I had to go beyond my initial impressions of these dogs. At first glance, they are gorgeous—chocolate brown with coppery eyes, their faces framed by soft spaniel ears, crimped and curled like a Botticelli angel’s hair, and lit with coppery highlights that match their eyes. On second glance, there’s lots more to learn about the physiognomy of a champion. The American Kennel Club, arbiter of all purebred canines, stipulates the following points: "Skull rather broad and full, stop moderately defined, but not too pronounced. Muzzle moderate in length, square with good depth. No inclination to snippiness, The lips clean and tight without excess skin or flews. Nose dark in color, black or dark brown. The nose sufficiently wide and with well-developed nostrils to insure good scenting power. Bite either scissor or level."

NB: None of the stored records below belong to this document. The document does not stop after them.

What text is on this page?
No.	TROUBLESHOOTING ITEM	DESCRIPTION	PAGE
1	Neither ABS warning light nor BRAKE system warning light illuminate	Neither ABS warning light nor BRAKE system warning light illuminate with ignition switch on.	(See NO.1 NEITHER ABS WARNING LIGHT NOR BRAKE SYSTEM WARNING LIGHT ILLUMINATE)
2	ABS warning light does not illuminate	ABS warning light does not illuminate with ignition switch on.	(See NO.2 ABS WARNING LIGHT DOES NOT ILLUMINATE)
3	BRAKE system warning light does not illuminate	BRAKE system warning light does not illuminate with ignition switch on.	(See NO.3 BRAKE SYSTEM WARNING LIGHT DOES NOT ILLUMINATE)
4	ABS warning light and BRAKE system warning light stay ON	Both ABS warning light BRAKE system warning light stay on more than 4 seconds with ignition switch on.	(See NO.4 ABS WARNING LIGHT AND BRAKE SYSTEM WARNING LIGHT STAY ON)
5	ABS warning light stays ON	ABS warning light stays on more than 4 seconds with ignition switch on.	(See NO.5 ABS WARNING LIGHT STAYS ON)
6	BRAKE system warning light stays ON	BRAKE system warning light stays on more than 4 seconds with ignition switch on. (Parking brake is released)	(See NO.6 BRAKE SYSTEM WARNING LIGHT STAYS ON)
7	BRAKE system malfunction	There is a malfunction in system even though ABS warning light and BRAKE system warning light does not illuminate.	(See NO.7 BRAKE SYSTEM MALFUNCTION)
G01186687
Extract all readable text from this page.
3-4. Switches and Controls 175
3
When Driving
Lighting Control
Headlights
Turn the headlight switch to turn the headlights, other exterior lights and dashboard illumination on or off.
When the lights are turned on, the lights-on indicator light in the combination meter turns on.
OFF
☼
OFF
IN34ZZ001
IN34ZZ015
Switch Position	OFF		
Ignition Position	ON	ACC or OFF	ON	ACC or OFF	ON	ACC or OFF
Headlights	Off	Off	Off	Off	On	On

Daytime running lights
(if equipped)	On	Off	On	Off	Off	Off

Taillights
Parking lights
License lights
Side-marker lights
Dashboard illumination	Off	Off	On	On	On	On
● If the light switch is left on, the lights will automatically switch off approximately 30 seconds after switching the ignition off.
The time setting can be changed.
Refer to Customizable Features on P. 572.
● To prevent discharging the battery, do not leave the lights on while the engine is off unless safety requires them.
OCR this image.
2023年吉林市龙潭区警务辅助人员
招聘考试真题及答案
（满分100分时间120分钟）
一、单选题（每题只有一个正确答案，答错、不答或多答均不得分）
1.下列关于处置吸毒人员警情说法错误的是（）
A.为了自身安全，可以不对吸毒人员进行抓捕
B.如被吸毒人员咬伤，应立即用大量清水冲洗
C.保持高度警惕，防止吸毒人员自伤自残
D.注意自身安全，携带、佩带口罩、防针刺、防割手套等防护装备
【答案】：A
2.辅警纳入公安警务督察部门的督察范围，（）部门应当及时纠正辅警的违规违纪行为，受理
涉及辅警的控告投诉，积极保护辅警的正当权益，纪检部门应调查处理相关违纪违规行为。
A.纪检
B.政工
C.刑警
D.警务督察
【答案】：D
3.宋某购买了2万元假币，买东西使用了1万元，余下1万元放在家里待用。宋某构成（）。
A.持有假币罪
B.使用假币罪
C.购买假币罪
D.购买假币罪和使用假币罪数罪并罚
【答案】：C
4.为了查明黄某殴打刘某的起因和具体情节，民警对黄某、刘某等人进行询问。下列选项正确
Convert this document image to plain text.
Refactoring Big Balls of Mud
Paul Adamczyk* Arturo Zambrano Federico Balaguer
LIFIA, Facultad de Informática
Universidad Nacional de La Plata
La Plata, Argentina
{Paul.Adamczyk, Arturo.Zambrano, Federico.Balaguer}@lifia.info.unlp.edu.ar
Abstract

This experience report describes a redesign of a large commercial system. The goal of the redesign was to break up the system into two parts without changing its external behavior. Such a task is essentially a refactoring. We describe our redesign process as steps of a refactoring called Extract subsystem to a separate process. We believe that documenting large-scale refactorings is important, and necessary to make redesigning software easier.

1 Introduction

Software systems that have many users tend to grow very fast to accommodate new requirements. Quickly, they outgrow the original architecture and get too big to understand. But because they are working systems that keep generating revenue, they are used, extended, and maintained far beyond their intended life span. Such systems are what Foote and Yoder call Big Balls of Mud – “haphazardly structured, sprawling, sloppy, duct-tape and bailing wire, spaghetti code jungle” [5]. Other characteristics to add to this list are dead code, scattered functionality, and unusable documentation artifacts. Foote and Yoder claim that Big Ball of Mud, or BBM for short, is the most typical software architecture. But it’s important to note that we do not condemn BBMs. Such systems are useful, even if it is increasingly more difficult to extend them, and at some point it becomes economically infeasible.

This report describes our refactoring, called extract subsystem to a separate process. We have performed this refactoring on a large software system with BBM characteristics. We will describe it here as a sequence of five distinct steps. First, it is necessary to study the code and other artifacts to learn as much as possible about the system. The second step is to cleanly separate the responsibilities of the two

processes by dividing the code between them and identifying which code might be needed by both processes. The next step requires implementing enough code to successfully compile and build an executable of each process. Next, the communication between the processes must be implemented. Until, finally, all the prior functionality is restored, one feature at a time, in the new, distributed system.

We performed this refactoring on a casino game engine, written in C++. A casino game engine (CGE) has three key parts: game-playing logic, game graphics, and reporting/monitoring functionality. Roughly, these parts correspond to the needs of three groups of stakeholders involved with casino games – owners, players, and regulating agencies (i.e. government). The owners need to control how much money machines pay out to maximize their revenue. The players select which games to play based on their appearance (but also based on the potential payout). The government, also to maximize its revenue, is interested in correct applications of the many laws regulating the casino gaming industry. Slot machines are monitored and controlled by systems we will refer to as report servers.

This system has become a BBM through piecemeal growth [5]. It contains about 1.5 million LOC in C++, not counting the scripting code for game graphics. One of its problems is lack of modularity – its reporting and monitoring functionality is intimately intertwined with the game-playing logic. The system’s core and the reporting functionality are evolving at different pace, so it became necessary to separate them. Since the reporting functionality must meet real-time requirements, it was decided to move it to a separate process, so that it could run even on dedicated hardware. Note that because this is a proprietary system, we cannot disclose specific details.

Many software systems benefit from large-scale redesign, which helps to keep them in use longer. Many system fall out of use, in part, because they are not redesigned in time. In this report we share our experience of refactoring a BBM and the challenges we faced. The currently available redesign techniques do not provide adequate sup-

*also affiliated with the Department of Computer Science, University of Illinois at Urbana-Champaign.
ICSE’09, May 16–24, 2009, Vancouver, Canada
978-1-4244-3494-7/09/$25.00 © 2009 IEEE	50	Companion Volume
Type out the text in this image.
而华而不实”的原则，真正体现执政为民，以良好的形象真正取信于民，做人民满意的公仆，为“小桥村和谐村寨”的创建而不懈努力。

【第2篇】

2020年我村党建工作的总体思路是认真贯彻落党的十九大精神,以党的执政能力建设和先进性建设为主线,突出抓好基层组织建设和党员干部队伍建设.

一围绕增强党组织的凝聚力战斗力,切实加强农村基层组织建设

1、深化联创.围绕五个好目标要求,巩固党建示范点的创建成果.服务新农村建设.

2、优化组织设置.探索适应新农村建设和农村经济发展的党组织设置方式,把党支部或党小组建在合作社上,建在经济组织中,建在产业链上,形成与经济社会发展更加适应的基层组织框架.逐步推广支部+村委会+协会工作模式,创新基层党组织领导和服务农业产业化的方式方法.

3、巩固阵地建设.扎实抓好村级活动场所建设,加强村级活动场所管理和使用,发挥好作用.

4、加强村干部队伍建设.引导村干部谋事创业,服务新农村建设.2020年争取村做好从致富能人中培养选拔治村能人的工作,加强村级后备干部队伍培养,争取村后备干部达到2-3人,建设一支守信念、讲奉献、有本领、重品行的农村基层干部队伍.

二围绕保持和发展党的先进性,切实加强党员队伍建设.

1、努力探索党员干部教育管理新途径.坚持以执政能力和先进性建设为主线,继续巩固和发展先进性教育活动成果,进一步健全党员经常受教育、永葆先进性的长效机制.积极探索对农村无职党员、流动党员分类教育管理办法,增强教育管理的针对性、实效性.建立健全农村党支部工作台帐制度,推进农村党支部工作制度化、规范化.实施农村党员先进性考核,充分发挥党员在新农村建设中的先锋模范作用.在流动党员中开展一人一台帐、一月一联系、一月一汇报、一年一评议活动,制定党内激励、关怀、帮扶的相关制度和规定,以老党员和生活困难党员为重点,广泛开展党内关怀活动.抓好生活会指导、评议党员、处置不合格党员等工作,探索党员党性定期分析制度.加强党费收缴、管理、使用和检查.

Added to the challenge of translating these guidelines—flews? snippiness? scissor bites?—into a perfect portrait of the breed, I had to create a fantasy dog as well. The AWSC Committee in charge of the Specialty wanted the drawing to be as generic as possible, not identifiable as one particular dog. Consequently I was encouraged to produce an American Water Spaniel collage out of the slew of photographs I received from proud AWSC members. This was a tough one for me, as one of my trademarks is creating recognizable portraits of individual dogs. Undaunted, I chose an elegantly posed dog for starters, added another dog’s skull—“broad and full,” sketched in a third dog’s coppery eyes, darkened its nose and gave it the “good scenting power” of a fourth dog, buckled on a fifth dog’s collar, decorated it with a sixth dog’s tags, and wreathed the whole pastiche in Botticelli curls. Rest assured, I avoided snippiness at all costs.
So where is this fabled drawing? I CAN’T SHOW IT TO YOU! It’s top secret until August. But here’s one Specialty Committee member’s reaction to the portrait, just to pique your curiosity:
It is so beautiful it takes my breath away! I have a hunch that this is going to cost me big bucks if I am going to win the bidding war! The dog has such expression. Such intensity shows from the eyes, yet there is an expression of warmth or perhaps tenderness as well. I do love it! Thank you for such a wonderful drawing of our breed.